“On the implausibility of the explosives plot”

Perry Metzger wrote a fascinating post on Interesting-People about the difficulty of using liquid explosives — and pointing out that you’d also have to forbid many other substances to get that job done.

So, lets say you have your oxidizer mixture and now you are going to mix it with acetone. In a proper lab environment, that’s not going to be *too* awful — your risk of dying horribly is significant but you could probably keep the whole thing reasonably under control — you can use dry ice to cool a bath to -78C, say, and do the reaction really slowly by adding the last reactant dropwise with an addition funnel. If you’re mixing the stuff up in someone’s bathtub, like the guys who bombed the London subways a year ago did, you can take some reasonable precautions to make sure that your reaction doesn’t go wildly out of control, like using a lot of normal ice and being very, very, very careful and slow.

On an airplane? On an airplane, the whole thing is ridiculous. You have nothing to cool the mixture with. You have nothing to control your mixing with. You can’t take a day doing the work, either. You are probably locked in the tiny, shaking bathroom with very limited ventilation, and that isn’t going to bode well for you living long enough to get your explosives manufactured.

We’re stopping people from bringing on board wet things. What about dry things? Is baby powder safe? Well, perhaps it is if you check carefully that it is, in fact, baby powder. What if, though, it is mostly a container of potassium cyanide and a molar equivalent of a dry carboxylic acid? Just add water in the first class bathroom, and LOTS of hydrogen cyanide gas will evolve. If you’re particularly crazy, you could do things like impregnating material in your luggage with the needed components. Clearly, we can’t let anyone carry on containers of talc, and we have to keep them away from all aqueous liquids.

One thought on ““On the implausibility of the explosives plot”

  1. My understanding, which is as sketchy as Metzger’s but without the science background, is that the would-be London terrorists had rigged shampoo bottles and the like to have multiple compartments inside. Chemicals which are not dangerous on their own would be stored in the compartments and then mixed all at once by collapsing the compartments. What he’s written here doesn’t seem to invalidate that theory, although I certainly can’t claim to verify it with my limited knowledge. I should also point out that you don’t need a major explosion to bring down a plane – simply starting a hard-to-control fire seems like it might be enough.

    As for the rest of the post, he unfortunately reverts back to the trifecta of twisted logic that has clouded this debate since 9/11/01:

    1) It’s so easy to get a bomb on a plane that we shouldn’t bother checking.
    2) Bombs on planes are so rare (rarer than death by heart disease, traffic accidents, you name it), that we shouldn’t bother checking.
    3) Our methods of checking are so ineffective that we shouldn’t bother checking.

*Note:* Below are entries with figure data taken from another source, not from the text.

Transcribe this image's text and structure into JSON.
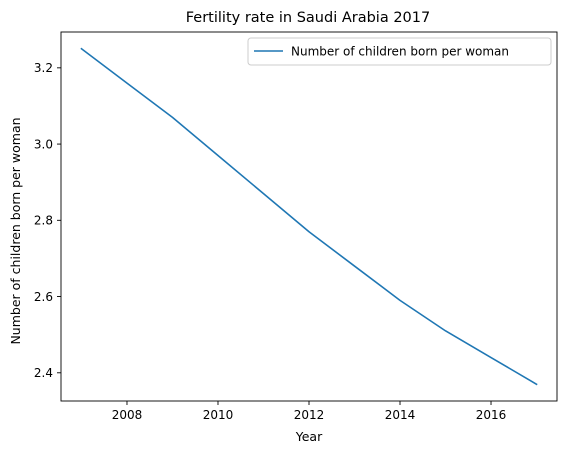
{
  "chart_data": {
    "type": "line",
    "title": "Fertility rate in Saudi Arabia 2017",
    "xlabel": "Year",
    "ylabel": "Number of children born per woman",
    "xlim": [
      2006.55,
      2017.45
    ],
    "ylim": [
      2.326,
      3.294
    ],
    "xticks": [
      2008,
      2010,
      2012,
      2014,
      2016
    ],
    "xtick_labels": [
      "2008",
      "2010",
      "2012",
      "2014",
      "2016"
    ],
    "yticks": [
      2.4,
      2.6,
      2.8,
      3.0,
      3.2
    ],
    "ytick_labels": [
      "2.4",
      "2.6",
      "2.8",
      "3.0",
      "3.2"
    ],
    "grid": false,
    "legend_position": "top-right",
    "series": [
      {
        "name": "Number of children born per woman",
        "color": "#1f77b4",
        "x": [
          2007,
          2008,
          2009,
          2010,
          2011,
          2012,
          2013,
          2014,
          2015,
          2016,
          2017
        ],
        "y": [
          3.25,
          3.16,
          3.07,
          2.97,
          2.87,
          2.77,
          2.68,
          2.59,
          2.51,
          2.44,
          2.37
        ]
      }
    ]
  }
}
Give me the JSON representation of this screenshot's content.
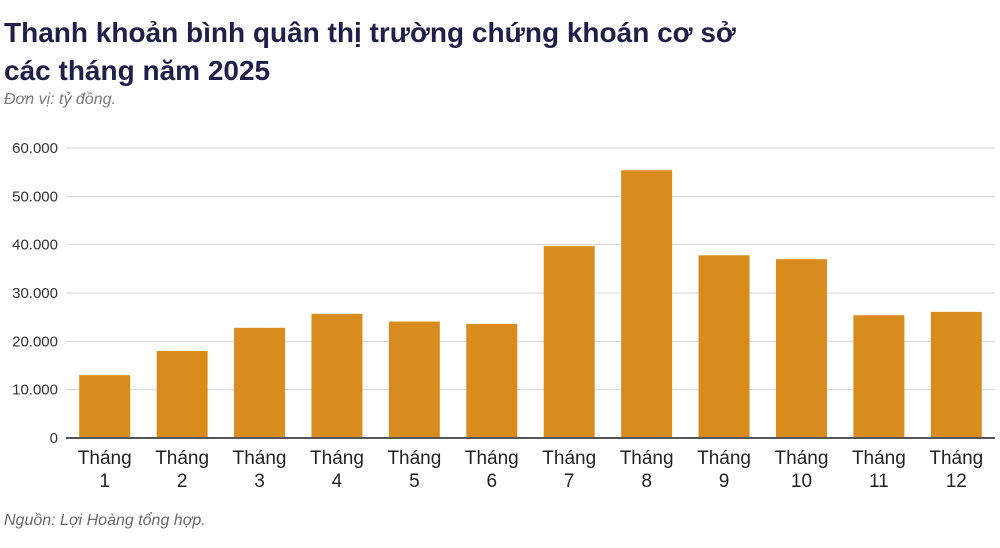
{
  "header": {
    "title_line1": "Thanh khoản bình quân thị trường chứng khoán cơ sở",
    "title_line2": "các tháng năm 2025",
    "unit": "Đơn vị: tỷ đồng."
  },
  "footer": {
    "source": "Nguồn: Lợi Hoàng tổng hợp."
  },
  "colors": {
    "bar": "#d98c1e",
    "grid": "#d6d6d6",
    "axis": "#555555",
    "title": "#1f1f4a"
  },
  "chart_data": {
    "type": "bar",
    "title": "Thanh khoản bình quân thị trường chứng khoán cơ sở các tháng năm 2025",
    "ylabel": "",
    "xlabel": "",
    "ylim": [
      0,
      60000
    ],
    "yticks": [
      0,
      10000,
      20000,
      30000,
      40000,
      50000,
      60000
    ],
    "ytick_labels": [
      "0",
      "10.000",
      "20.000",
      "30.000",
      "40.000",
      "50.000",
      "60.000"
    ],
    "grid": true,
    "legend": "none",
    "categories": [
      [
        "Tháng",
        "1"
      ],
      [
        "Tháng",
        "2"
      ],
      [
        "Tháng",
        "3"
      ],
      [
        "Tháng",
        "4"
      ],
      [
        "Tháng",
        "5"
      ],
      [
        "Tháng",
        "6"
      ],
      [
        "Tháng",
        "7"
      ],
      [
        "Tháng",
        "8"
      ],
      [
        "Tháng",
        "9"
      ],
      [
        "Tháng",
        "10"
      ],
      [
        "Tháng",
        "11"
      ],
      [
        "Tháng",
        "12"
      ]
    ],
    "values": [
      13000,
      18000,
      22800,
      25700,
      24100,
      23600,
      39700,
      55400,
      37800,
      37000,
      25400,
      26100
    ]
  }
}
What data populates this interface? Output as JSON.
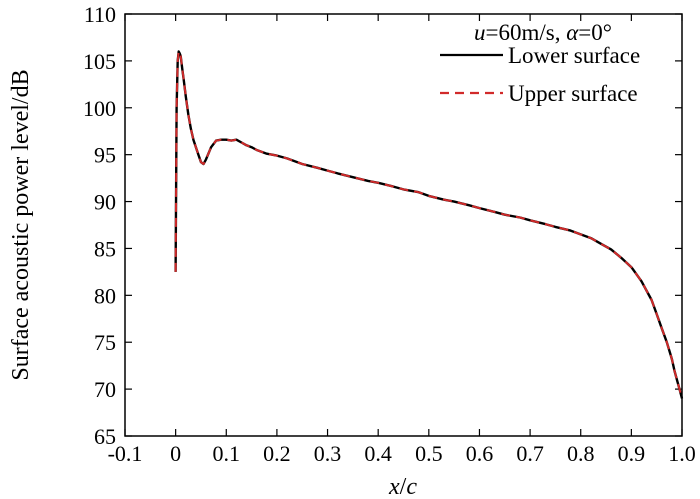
{
  "chart_data": {
    "type": "line",
    "xlabel": {
      "var1": "x",
      "sep": "/",
      "var2": "c"
    },
    "ylabel": "Surface acoustic power level/dB",
    "xlim": [
      -0.1,
      1.0
    ],
    "ylim": [
      65,
      110
    ],
    "xticks": [
      "-0.1",
      "0",
      "0.1",
      "0.2",
      "0.3",
      "0.4",
      "0.5",
      "0.6",
      "0.7",
      "0.8",
      "0.9",
      "1.0"
    ],
    "yticks": [
      "65",
      "70",
      "75",
      "80",
      "85",
      "90",
      "95",
      "100",
      "105",
      "110"
    ],
    "annotation": {
      "u_sym": "u",
      "u_val": "=60m/s, ",
      "a_sym": "α",
      "a_val": "=0°"
    },
    "legend_position": "top-right",
    "series": [
      {
        "name": "Lower surface",
        "color": "#000000",
        "dash": "solid",
        "x": [
          0.0,
          0.002,
          0.004,
          0.006,
          0.008,
          0.01,
          0.013,
          0.016,
          0.02,
          0.025,
          0.03,
          0.035,
          0.04,
          0.045,
          0.05,
          0.055,
          0.06,
          0.07,
          0.08,
          0.09,
          0.1,
          0.11,
          0.12,
          0.13,
          0.14,
          0.15,
          0.16,
          0.18,
          0.2,
          0.22,
          0.25,
          0.28,
          0.3,
          0.32,
          0.35,
          0.38,
          0.4,
          0.43,
          0.45,
          0.48,
          0.5,
          0.53,
          0.55,
          0.58,
          0.6,
          0.63,
          0.65,
          0.68,
          0.7,
          0.73,
          0.75,
          0.78,
          0.8,
          0.82,
          0.84,
          0.86,
          0.88,
          0.9,
          0.92,
          0.94,
          0.95,
          0.96,
          0.97,
          0.98,
          0.985,
          0.99,
          0.995,
          1.0
        ],
        "y": [
          82.5,
          100.0,
          105.0,
          106.0,
          105.8,
          105.5,
          104.2,
          103.0,
          101.2,
          99.3,
          97.8,
          96.6,
          95.8,
          95.0,
          94.2,
          94.0,
          94.5,
          95.8,
          96.5,
          96.6,
          96.6,
          96.5,
          96.6,
          96.3,
          96.0,
          95.8,
          95.5,
          95.1,
          94.9,
          94.6,
          94.0,
          93.6,
          93.3,
          93.0,
          92.6,
          92.2,
          92.0,
          91.6,
          91.3,
          91.0,
          90.6,
          90.2,
          90.0,
          89.6,
          89.3,
          88.9,
          88.6,
          88.3,
          88.0,
          87.6,
          87.3,
          86.9,
          86.5,
          86.1,
          85.5,
          84.9,
          84.0,
          83.0,
          81.5,
          79.5,
          78.0,
          76.5,
          75.0,
          73.2,
          72.0,
          71.0,
          70.0,
          69.0
        ]
      },
      {
        "name": "Upper surface",
        "color": "#d12a2a",
        "dash": "dashed",
        "x": [
          0.0,
          0.002,
          0.004,
          0.006,
          0.008,
          0.01,
          0.013,
          0.016,
          0.02,
          0.025,
          0.03,
          0.035,
          0.04,
          0.045,
          0.05,
          0.055,
          0.06,
          0.07,
          0.08,
          0.09,
          0.1,
          0.11,
          0.12,
          0.13,
          0.14,
          0.15,
          0.16,
          0.18,
          0.2,
          0.22,
          0.25,
          0.28,
          0.3,
          0.32,
          0.35,
          0.38,
          0.4,
          0.43,
          0.45,
          0.48,
          0.5,
          0.53,
          0.55,
          0.58,
          0.6,
          0.63,
          0.65,
          0.68,
          0.7,
          0.73,
          0.75,
          0.78,
          0.8,
          0.82,
          0.84,
          0.86,
          0.88,
          0.9,
          0.92,
          0.94,
          0.95,
          0.96,
          0.97,
          0.98,
          0.985,
          0.99,
          0.995,
          1.0
        ],
        "y": [
          82.5,
          100.0,
          105.0,
          106.0,
          105.8,
          105.5,
          104.2,
          103.0,
          101.2,
          99.3,
          97.8,
          96.6,
          95.8,
          95.0,
          94.2,
          94.0,
          94.5,
          95.8,
          96.5,
          96.6,
          96.6,
          96.5,
          96.6,
          96.3,
          96.0,
          95.8,
          95.5,
          95.1,
          94.9,
          94.6,
          94.0,
          93.6,
          93.3,
          93.0,
          92.6,
          92.2,
          92.0,
          91.6,
          91.3,
          91.0,
          90.6,
          90.2,
          90.0,
          89.6,
          89.3,
          88.9,
          88.6,
          88.3,
          88.0,
          87.6,
          87.3,
          86.9,
          86.5,
          86.1,
          85.5,
          84.9,
          84.0,
          83.0,
          81.5,
          79.5,
          78.0,
          76.5,
          75.0,
          73.2,
          72.0,
          71.0,
          70.0,
          69.0
        ]
      }
    ]
  }
}
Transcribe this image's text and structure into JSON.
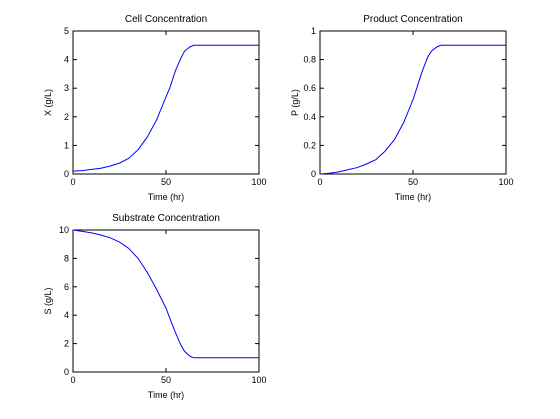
{
  "chart_data": [
    {
      "type": "line",
      "title": "Cell Concentration",
      "xlabel": "Time (hr)",
      "ylabel": "X (g/L)",
      "xlim": [
        0,
        100
      ],
      "ylim": [
        0,
        5
      ],
      "xticks": [
        0,
        50,
        100
      ],
      "yticks": [
        0,
        1,
        2,
        3,
        4,
        5
      ],
      "color": "#0000ff",
      "series": [
        {
          "x": [
            0,
            5,
            10,
            15,
            20,
            25,
            30,
            35,
            40,
            45,
            50,
            52,
            55,
            58,
            60,
            63,
            65,
            70,
            80,
            90,
            100
          ],
          "y": [
            0.1,
            0.12,
            0.16,
            0.2,
            0.28,
            0.38,
            0.55,
            0.85,
            1.3,
            1.9,
            2.7,
            3.0,
            3.6,
            4.05,
            4.3,
            4.45,
            4.5,
            4.5,
            4.5,
            4.5,
            4.5
          ]
        }
      ]
    },
    {
      "type": "line",
      "title": "Product Concentration",
      "xlabel": "Time (hr)",
      "ylabel": "P (g/L)",
      "xlim": [
        0,
        100
      ],
      "ylim": [
        0,
        1
      ],
      "xticks": [
        0,
        50,
        100
      ],
      "yticks": [
        0,
        0.2,
        0.4,
        0.6,
        0.8,
        1
      ],
      "color": "#0000ff",
      "series": [
        {
          "x": [
            0,
            5,
            10,
            15,
            20,
            25,
            30,
            35,
            40,
            45,
            50,
            52,
            55,
            58,
            60,
            63,
            65,
            70,
            80,
            90,
            100
          ],
          "y": [
            0,
            0.005,
            0.015,
            0.03,
            0.045,
            0.07,
            0.1,
            0.16,
            0.24,
            0.36,
            0.52,
            0.6,
            0.72,
            0.82,
            0.86,
            0.89,
            0.9,
            0.9,
            0.9,
            0.9,
            0.9
          ]
        }
      ]
    },
    {
      "type": "line",
      "title": "Substrate Concentration",
      "xlabel": "Time (hr)",
      "ylabel": "S (g/L)",
      "xlim": [
        0,
        100
      ],
      "ylim": [
        0,
        10
      ],
      "xticks": [
        0,
        50,
        100
      ],
      "yticks": [
        0,
        2,
        4,
        6,
        8,
        10
      ],
      "color": "#0000ff",
      "series": [
        {
          "x": [
            0,
            5,
            10,
            15,
            20,
            25,
            30,
            35,
            40,
            45,
            50,
            52,
            55,
            58,
            60,
            63,
            65,
            70,
            80,
            90,
            100
          ],
          "y": [
            10,
            9.9,
            9.8,
            9.65,
            9.45,
            9.15,
            8.7,
            8.0,
            7.0,
            5.8,
            4.5,
            3.8,
            2.8,
            1.9,
            1.45,
            1.1,
            1.0,
            1.0,
            1.0,
            1.0,
            1.0
          ]
        }
      ]
    }
  ]
}
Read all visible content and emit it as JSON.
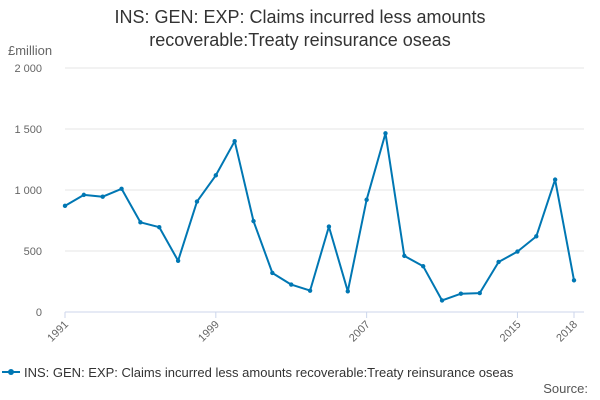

    First of all, #1 and #2 both sound true, but are diametric logical opposites, proving that one can make any statement sound true if he/she really wants to. Second, there’s the implicit (and false) assumption that we shouldn’t protect ourselves from things that happen infrequently. If that were true, there wouldn’t be traffic lights at rural intersections, homes wouldn’t have burglar alarms, and restaurants wouldn’t have first aid kits. I mean seriously – you’re more likely to die in your bathtub, right?

    As for #3, most airport security measures are not implemented to stop every bomb or catch every terrorist. They’re implemented as a show of force – an attempt to tip the risk/reward calculation in the terrorists’ minds away from attacking airports, and a way to make the passengers feel safer before getting on the plane. And if you think passenger comfort isn’t part of what the airlines are selling…

    What bugs me about the latest round of restrictions is the explicit list of exceptions we published along with the rules. If you’re going to announce that all liquids are banned except if they’re in a baby bottle or a prescription bottle, then you’re actually lowering the risk for a terrorist. All one has to do is put their little concoction in one of those two containers, and they’re almost guaranteed access to the plane.